In 1861, Clarke created the characters of what would become the popular Little Prudy series for a short story published by a friend at the Memphis Daily Appeal newspaper. This was the first of many short stories about the adventures of Prudy and Suzy Parlin and their cousins Grace and Horace Clifford that appeared in magazines such as Little Pilgrim and Robert Merry’s Museum as well as the Congregationalist. In 1863, William Taylor Adams, author of several children’s stories written under the name Oliver Optic, persuaded the publishers Lee and Shepard to purchase the rights to Clarke’s stories. The collected tales appeared from 1864 to 1865 as the six-volume Little Prudy series.

Until 1903, Clarke often wrote as Sophie May, a variation of her middle name paired with an auxiliary verb.

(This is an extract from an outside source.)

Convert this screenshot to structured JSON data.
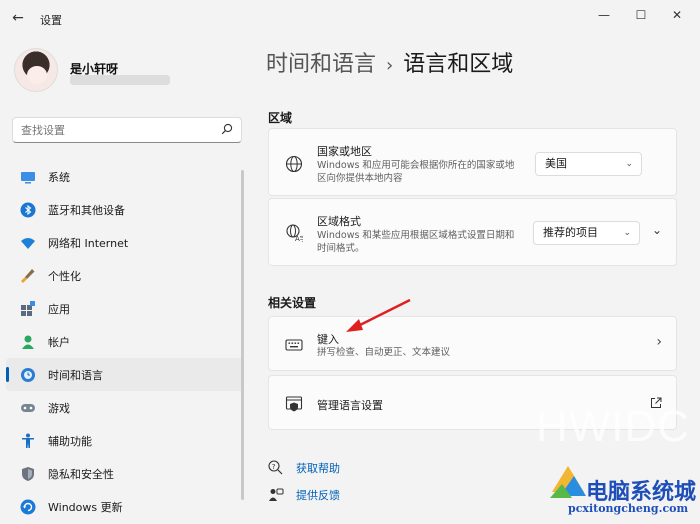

Supposedly she had thought, “I may write again, and I may not.” She wrote at a time when children’s series books were both an established and popular genre in America.

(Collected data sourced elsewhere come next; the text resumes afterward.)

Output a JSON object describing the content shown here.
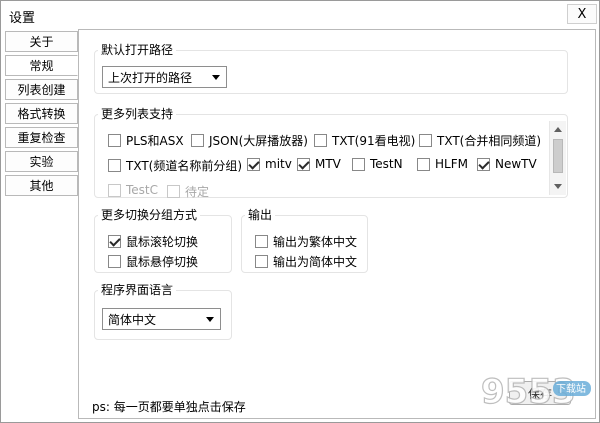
{
  "window": {
    "title": "设置",
    "close_label": "X"
  },
  "sidebar": {
    "items": [
      {
        "label": "关于"
      },
      {
        "label": "常规"
      },
      {
        "label": "列表创建"
      },
      {
        "label": "格式转换"
      },
      {
        "label": "重复检查"
      },
      {
        "label": "实验"
      },
      {
        "label": "其他"
      }
    ],
    "active_index": 1
  },
  "default_path": {
    "legend": "默认打开路径",
    "selected": "上次打开的路径"
  },
  "more_lists": {
    "legend": "更多列表支持",
    "options": [
      {
        "label": "PLS和ASX",
        "checked": false
      },
      {
        "label": "JSON(大屏播放器)",
        "checked": false
      },
      {
        "label": "TXT(91看电视)",
        "checked": false
      },
      {
        "label": "TXT(合并相同频道)",
        "checked": false
      },
      {
        "label": "TXT(频道名称前分组)",
        "checked": false
      },
      {
        "label": "mitv",
        "checked": true
      },
      {
        "label": "MTV",
        "checked": true
      },
      {
        "label": "TestN",
        "checked": false
      },
      {
        "label": "HLFM",
        "checked": false
      },
      {
        "label": "NewTV",
        "checked": true
      },
      {
        "label": "TestC",
        "checked": false,
        "disabled": true
      },
      {
        "label": "待定",
        "checked": false,
        "disabled": true
      }
    ]
  },
  "switch_group": {
    "legend": "更多切换分组方式",
    "options": [
      {
        "label": "鼠标滚轮切换",
        "checked": true
      },
      {
        "label": "鼠标悬停切换",
        "checked": false
      }
    ]
  },
  "output": {
    "legend": "输出",
    "options": [
      {
        "label": "输出为繁体中文",
        "checked": false
      },
      {
        "label": "输出为简体中文",
        "checked": false
      }
    ]
  },
  "language": {
    "legend": "程序界面语言",
    "selected": "简体中文"
  },
  "footer": {
    "note": "ps: 每一页都要单独点击保存",
    "save_label": "保存"
  },
  "watermark": {
    "text": "9553",
    "sub": "下载站"
  }
}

Clarke’s second six-volume series for Lee and Shepard presented the adventures of Little Prudy’s sister, Dotty Dimple (1868-1869), and earned Clarke a ten-percent royalty. At her publisher’s urging, she continued the adventures of the Parlin clan in Little Prudy’s Flyaway series (1870-1873) and Little Prudy’s Children series (1894-1901). She introduced two series with new characters, the Flaxie Frizzle series (1876- 1884) and the Quinnebasset series (1871-1903) for older children.

Clarke was also a prolific writer of children’s short stories. Between August of 1861 and February of 1867, twenty of her stories appeared in Robert Merry’s Museum. This magazine was founded by Samuel Griswold Goodrich (the Robert Merry of the title), author of the immensely popular Peter Parley children’s series, and remained in print from 1841 to 1872. In 1868, the magazine was edited by Louisa May Alcott. Clarke also published two Christmas stories in the popular St. Nicholas Magazine in 1886 and 1888.

From 1886 to 1902, Clarke’s sister Sarah Clarke wrote her own children’s books under the name of Penn Shirley. She produced three three-volume series as well as a self-contained volume. However, they did not sell as well as Rebecca’s. In 1871, the American Literary Gazette reported that sales of Rebecca Clarke’s books topped 300,000 copies.

In the January, 1866, issue of the North American Review, Thomas Wentworth Higginson listed the top twenty-two children’s books of that year. The Little Prudy series placed third behind Oliver Optic’s Army and Navy Stories and Oliver Optic’s Boat-Club Series, both of which also ran six volumes each. Where Higginson criticized Adams (Oliver Optic) for being “hasty in point of execution” and including “caricatures of well-bred womanhood,” he praised Clarke’s series as “genius” because Little Prudy “alone is the real thing,” proving her author has “the rare gift of delineating childhood.” Clarke resisted the technique of the didactic narrator commonly used at this time, and her characters get into the kind of scrapes and mischievous adventures familiar to her readers from their own lives.

In 1902, Clarke donated a building for use as the Norridgewock Public Library. She died on August 16, 1906, and is buried in the town cemetery. Both the library, located on a street renamed Sophie May Lane, and her Greek Revival-style home are listed on the National Register of Historic Places.